The formation of infilled craters on Mars: Evidence for widespread impact induced decompression of the early martian mantle?

Flat-floored craters have long been recognized on Mars with early work hypothesizing a sedimentary origin. More recently, high-resolution thermal inertia measurements show that these craters contain some of the rockiest materials on the planet, inconsistent with poorly consolidated sedimentary materials. In this study, the distribution, physical properties (morphology and thermal inertia), and composition of these craters are thoroughly investigated over the entire planet. The majority of the ∼2800 rocky crater floors identified are concentrated in the low albedo (0.1–0.17), cratered southern highlands. These craters were infilled at ∼3.5 Ga and are associated with the highest thermal inertia values and some of the most mafic materials identified on the planet.

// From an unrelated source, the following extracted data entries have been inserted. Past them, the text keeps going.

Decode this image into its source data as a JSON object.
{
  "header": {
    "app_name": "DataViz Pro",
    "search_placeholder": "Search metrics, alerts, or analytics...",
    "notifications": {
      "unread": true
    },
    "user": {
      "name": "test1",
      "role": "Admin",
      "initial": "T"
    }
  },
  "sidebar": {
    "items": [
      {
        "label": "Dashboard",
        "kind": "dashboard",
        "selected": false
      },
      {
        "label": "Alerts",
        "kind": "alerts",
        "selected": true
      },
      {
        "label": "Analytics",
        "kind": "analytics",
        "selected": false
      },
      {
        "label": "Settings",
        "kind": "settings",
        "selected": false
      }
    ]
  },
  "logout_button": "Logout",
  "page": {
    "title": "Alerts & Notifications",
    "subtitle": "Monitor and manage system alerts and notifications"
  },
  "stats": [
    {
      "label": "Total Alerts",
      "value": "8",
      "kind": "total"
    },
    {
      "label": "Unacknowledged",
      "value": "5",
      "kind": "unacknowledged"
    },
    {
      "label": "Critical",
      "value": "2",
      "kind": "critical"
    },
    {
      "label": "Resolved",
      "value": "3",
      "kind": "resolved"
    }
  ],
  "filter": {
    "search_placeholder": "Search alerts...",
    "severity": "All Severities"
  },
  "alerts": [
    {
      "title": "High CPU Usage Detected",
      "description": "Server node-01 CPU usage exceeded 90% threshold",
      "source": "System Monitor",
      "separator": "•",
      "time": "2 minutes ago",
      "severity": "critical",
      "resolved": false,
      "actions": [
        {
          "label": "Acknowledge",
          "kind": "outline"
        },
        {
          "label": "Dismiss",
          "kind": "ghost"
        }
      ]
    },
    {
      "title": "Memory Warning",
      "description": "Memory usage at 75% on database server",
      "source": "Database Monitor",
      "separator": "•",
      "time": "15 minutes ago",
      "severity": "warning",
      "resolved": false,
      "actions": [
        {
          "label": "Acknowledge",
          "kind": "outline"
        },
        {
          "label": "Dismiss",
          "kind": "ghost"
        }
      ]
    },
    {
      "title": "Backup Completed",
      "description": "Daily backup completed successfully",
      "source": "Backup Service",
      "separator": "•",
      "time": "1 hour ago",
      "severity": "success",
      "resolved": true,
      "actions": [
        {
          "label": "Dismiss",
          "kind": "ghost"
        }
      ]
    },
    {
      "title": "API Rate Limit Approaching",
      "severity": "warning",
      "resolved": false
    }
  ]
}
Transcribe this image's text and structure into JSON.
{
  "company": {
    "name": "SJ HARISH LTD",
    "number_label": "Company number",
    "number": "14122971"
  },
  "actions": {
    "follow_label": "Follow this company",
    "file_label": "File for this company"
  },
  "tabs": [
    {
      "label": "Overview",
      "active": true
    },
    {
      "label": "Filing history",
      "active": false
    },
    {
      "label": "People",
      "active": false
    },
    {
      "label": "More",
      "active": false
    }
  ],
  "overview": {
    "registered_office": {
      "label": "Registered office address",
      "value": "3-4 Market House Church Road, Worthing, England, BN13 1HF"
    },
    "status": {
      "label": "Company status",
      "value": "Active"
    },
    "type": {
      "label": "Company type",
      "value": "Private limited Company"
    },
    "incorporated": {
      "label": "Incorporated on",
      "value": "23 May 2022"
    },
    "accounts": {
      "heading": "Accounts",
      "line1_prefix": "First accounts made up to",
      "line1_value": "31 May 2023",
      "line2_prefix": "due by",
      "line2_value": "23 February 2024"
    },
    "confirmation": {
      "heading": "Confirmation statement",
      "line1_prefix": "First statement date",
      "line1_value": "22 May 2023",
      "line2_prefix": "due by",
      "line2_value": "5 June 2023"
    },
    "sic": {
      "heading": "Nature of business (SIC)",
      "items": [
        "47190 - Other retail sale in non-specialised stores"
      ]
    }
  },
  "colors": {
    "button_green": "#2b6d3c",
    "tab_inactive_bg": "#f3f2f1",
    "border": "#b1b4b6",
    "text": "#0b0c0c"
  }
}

Although several processes may have led to the formation of the crater floors, the most likely scenario is volcanic infilling through fractures created by the impact event. The primitive magma source directly results from decompression melting of the martian mantle by the removal of the crustal material excavated by the impactor. Volcanic infilling of craters by decompression melting appears to only have occurred in early martian history when the lithosphere was still relatively thin and the thermal gradient was high. This process was widespread and responsible for the eruption of significant volumes of primitive material, inside and likely outside of craters. Impact induced decompression melting of the martian mantle accounts for the unusual infilling of martian craters and is a widespread planetary process that has gone previously undocumented.